What is Telemetry?
A nurse in a hospital is far too busy to watch every patient every minute. She relies on telemetry to monitor their vital signs, such as their blood pressure, and alert her if their condition worsens.
Telemetry systems automatically collect data from sensors, whether they are attached to a patient, a jet engine or an application server. It then sends that information to a central site for performance monitoring and to identify problems.

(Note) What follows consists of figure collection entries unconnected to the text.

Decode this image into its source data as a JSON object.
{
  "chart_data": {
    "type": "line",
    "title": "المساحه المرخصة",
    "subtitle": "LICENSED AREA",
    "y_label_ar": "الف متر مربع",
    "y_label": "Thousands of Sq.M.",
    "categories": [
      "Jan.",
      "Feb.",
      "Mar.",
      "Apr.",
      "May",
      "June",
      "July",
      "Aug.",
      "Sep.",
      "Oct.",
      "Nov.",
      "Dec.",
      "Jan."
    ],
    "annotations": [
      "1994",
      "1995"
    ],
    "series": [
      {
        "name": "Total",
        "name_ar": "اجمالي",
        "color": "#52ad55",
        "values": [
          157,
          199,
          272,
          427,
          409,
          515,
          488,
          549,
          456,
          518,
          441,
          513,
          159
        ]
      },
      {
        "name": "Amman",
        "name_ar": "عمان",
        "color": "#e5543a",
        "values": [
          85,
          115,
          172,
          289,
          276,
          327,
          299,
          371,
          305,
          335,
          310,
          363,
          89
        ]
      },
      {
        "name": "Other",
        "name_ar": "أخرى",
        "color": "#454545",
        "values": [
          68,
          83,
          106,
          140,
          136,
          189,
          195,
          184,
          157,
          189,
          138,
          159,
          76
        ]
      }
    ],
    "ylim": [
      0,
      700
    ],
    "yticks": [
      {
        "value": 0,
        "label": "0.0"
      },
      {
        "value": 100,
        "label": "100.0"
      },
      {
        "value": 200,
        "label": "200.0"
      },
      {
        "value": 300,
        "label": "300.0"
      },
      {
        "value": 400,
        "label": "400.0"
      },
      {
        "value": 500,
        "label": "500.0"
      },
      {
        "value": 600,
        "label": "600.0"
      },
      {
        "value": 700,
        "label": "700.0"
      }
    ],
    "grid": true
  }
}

Telemetry was developed to automatically measure industrial, scientific and military data from remote locations. These included tracking how a missile performed in flight or the temperatures in a blast furnace. In the world of IT and security, telemetry data monitors metrics such as application downtime, database errors, or network connections. This data is the raw material for observability – understanding how well applications and services are working, and how users interact with them.
How Does Telemetry Work?
When telemetry monitors physical objects, it relies on sensors that measure characteristics such as temperature, pressure or vibration. When telemetry is used to monitor IT systems, software agents gather digital data about performance, uptime and security. They send that data to collectors that process the data and transmit it for storage or analysis.
Telemetry data can be produced in multiple forms by different types of agents. It must thus be “normalized” or made to fit a standard structure for use by any analytic tool. Historically, normalization was done through a schema-on-write process, which required knowing the required format in advance and enforcing that schema before the data was logged. That process is no longer viable given the volume, variety and velocity of data produced by IT infrastructures. A more popular current approach is schema-on-read. This converts data into the required format before it is stored and analyzed.
Types of Telemetry
The information produced by IT telemetry data depends on the system being tracked and how the data is used. For servers, the data might include how close processors and memory are to being overloaded. For networks, it might be latency and bandwidth. For applications and databases, it might be uptime and response time. Telemetry designed to detect attacks may include tracking the number of incoming requests to a server, changes to the configuration of an application or a server, or the number or type of files being created or accessed.